作者:dwxa520恋歌_261 | 来源:互联网 | 2023-09-18 13:46
主要的 txt (data.txt) 包含例如:
Lib ID 4444
QT ID 4444
SOQ ID 80
MAC ID 21563
LED ID 4444
TRD ID 80
CAD ID 31256
OIL ID 21563
MNO ID 3315
TOP ID 638
而这样的例子不胜枚举。数字最少为 2 到 5 位数字。我想要做的是匹配相同的数字并将它们保存在单独的 txt 文件中。文件可以按号码名称保存,也可以是任何随机名称。例如,它将以下 ID 保存在单独的 txt 文件(4444.txt 或 random.txt)中:
LED ID 4444
QT ID 4444
Lib ID 4444
它将在不同的txt中保存80个:
TRD ID 80
SOQ ID 80
在不同的 txt 中保存另一个匹配项:
OIL ID 21563
MAC ID 21563
并且具有唯一编号的行将保存在不同的 txt 中,例如 (unique.txt):
MNO ID 3315
TOP ID 638
CAD ID 31256
我试过使用这个正则表达式:
(d)(?!1+$)d*
它匹配相似的数字,但我坚持将它们分开。任何帮助将不胜感激。
回答
$ cat tst.awk
{
if ( $3 in key2out ) {
out = key2out[$3]
if ( $3 in key2first ) {
print key2first[$3] > out
delete key2first[$3]
}
print >> out
close(out)
}
else {
key2out[$3] = $3 ".txt"
key2first[$3] = $0
}
}
END {
for (key in key2first) {
print key2first[key] > "unique.txt"
}
}
$ awk -f tst.awk file
$ head *.txt
==> 21563.txt <==
MAC ID 21563
OIL ID 21563
==> 4444.txt <==
Lib ID 4444
QT ID 4444
LED ID 4444
==> 80.txt <==
SOQ ID 80
TRD ID 80
==> unique.txt <==
TOP ID 638
MNO ID 3315
CAD ID 31256
回答
使用您显示的样本,您能否尝试以下操作。用 GNU 编写和测试awk
。
awk '
FNR==NR{
arr[$NF]++
next
}
arr[$NF]==1{
print > ("unique.txt")
next
}
arr[$NF]>1{
outFile=$NF".txt"
print >> (outFile)
close(outFile)
}
' Input_file Input_file
说明:为以上添加详细说明。
awk ' ##Starting awk program from here.
FNR==NR{ ##Checking condition which will be TRUE when Input_file is being read first time.
arr[$NF]++ ##Creating arr with index of last field and increasing it 1 each time it comes with same one.
next ##next will skip all further statements from here.
}
arr[$NF]==1{ ##Checking condition if any value(last field) occurs only 1 time in whole Input_file then do following.
print > ("unique.txt") ##Printing current line to unique.txt output file.
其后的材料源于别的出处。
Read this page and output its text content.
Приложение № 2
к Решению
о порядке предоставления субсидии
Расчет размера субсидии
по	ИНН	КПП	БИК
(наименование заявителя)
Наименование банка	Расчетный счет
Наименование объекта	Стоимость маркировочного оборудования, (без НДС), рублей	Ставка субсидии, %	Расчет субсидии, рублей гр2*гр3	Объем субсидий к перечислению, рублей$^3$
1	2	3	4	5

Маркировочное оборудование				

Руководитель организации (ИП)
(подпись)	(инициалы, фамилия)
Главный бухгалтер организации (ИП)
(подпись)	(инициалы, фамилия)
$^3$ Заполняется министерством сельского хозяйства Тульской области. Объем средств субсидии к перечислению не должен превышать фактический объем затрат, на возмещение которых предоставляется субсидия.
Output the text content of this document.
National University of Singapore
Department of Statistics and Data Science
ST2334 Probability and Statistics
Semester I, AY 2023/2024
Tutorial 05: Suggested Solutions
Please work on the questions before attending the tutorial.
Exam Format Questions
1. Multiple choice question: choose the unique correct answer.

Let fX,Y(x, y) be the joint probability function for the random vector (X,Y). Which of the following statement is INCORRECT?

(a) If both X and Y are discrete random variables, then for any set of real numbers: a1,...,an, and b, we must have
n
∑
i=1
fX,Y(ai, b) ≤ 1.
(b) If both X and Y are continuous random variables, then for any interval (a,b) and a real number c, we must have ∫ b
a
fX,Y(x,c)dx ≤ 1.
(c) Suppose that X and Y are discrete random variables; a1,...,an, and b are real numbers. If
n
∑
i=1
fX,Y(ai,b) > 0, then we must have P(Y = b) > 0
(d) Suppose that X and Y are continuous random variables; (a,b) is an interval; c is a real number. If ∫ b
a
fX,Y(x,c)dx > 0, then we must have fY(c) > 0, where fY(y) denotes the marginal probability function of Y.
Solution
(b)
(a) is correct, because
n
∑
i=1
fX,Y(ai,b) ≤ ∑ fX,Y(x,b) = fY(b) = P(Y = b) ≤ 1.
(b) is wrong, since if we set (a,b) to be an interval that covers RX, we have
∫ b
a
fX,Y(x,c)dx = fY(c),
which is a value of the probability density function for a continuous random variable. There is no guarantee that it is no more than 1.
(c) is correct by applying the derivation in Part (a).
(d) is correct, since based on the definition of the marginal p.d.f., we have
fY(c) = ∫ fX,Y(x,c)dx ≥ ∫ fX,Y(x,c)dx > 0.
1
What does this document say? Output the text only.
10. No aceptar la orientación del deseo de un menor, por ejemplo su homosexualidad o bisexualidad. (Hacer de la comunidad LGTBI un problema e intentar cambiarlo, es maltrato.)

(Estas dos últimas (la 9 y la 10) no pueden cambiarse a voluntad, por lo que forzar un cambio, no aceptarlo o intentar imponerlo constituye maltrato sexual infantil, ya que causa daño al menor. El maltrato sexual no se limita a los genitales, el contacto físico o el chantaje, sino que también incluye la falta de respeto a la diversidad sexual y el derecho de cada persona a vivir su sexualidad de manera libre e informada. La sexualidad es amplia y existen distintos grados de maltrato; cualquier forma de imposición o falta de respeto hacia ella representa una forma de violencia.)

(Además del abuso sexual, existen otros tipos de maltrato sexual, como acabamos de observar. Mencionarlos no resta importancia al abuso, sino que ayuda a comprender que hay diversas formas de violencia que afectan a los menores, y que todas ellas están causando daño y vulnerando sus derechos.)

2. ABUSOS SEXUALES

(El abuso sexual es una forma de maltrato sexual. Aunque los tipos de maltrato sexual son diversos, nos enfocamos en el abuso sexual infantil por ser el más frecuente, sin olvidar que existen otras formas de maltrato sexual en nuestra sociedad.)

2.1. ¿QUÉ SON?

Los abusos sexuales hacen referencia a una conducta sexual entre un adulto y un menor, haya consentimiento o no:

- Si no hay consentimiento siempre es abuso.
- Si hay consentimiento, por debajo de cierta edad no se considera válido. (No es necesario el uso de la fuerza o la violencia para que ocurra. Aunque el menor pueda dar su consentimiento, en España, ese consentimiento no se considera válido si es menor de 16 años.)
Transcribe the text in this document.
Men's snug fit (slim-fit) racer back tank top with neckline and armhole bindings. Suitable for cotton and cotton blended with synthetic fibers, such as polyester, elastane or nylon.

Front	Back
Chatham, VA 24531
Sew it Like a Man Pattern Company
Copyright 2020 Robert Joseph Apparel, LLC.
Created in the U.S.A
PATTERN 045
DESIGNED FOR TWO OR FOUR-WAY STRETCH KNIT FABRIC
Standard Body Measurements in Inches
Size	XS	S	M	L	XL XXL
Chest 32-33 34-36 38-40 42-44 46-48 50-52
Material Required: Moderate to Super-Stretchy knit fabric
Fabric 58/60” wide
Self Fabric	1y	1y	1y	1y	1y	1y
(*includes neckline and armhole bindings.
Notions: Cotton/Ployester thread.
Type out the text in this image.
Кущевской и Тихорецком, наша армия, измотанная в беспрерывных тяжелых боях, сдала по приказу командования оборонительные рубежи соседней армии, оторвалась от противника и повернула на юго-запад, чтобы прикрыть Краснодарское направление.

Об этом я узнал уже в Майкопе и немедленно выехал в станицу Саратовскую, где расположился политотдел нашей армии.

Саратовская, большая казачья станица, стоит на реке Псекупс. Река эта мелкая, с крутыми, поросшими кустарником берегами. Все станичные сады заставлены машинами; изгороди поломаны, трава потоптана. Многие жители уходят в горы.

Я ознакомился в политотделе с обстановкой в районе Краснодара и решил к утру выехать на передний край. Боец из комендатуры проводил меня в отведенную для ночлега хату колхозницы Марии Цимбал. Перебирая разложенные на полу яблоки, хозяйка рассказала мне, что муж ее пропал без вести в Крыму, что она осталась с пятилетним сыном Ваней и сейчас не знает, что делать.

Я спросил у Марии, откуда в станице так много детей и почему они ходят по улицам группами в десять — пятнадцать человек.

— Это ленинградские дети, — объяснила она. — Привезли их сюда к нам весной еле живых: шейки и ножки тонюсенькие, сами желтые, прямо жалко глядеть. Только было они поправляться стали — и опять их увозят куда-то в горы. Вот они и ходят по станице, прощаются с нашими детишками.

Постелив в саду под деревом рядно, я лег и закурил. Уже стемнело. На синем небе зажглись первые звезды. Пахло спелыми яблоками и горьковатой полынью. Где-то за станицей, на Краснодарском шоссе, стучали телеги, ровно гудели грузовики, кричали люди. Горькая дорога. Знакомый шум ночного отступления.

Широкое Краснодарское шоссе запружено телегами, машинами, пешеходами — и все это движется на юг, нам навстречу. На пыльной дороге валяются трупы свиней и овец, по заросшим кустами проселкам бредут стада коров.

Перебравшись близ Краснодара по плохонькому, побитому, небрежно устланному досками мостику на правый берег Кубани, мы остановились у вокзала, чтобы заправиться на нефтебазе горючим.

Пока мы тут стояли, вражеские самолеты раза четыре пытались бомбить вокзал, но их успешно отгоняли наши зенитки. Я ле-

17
next ##next will skip all further statements from here.
}
arr[$NF]>1{ ##Checking condition if last field comes more than 1 then do following.
outFile=$NF".txt" ##Creating outFile variable with last field .txt to it.
print >> (outFile) ##Printing current line to output file here.
close(outFile) ##Closing output file in backend to avoid "too many opened files" error.
}
' Input_file Input_file ##Mentioning Input_file(s) here.
回答
另一个 awk 创建名为1
... n
(f
代码中的变量)的文件:
$ awk '{
if(!($3 in a) && !($3 in u)) {
u[$3]=$0
next
}
if($3 in u) { # u hash holds uniques
a[$3]=++f # file naming happens here
print u[$3] >> a[$3]
print >> a[$3]
close(a[$3])
delete u[$3] # delete from unique hash when not unique anymore
next
}
print >> a[$3]
close(a[$3])
}
END { # in the end
f++
for(i in u) # print all uniques to last file
print u[i] > f
}' file
回答
@ECHO OFF
SETLOCAL
rem The following settings for the source directory, destination directory, target directory,
rem batch directory, filenames, output filename and temporary filename [if shown] are names
rem that I use for testing and deliberately include names which include spaces to make sure
rem that the process works using such names. These will need to be changed to suit your situation.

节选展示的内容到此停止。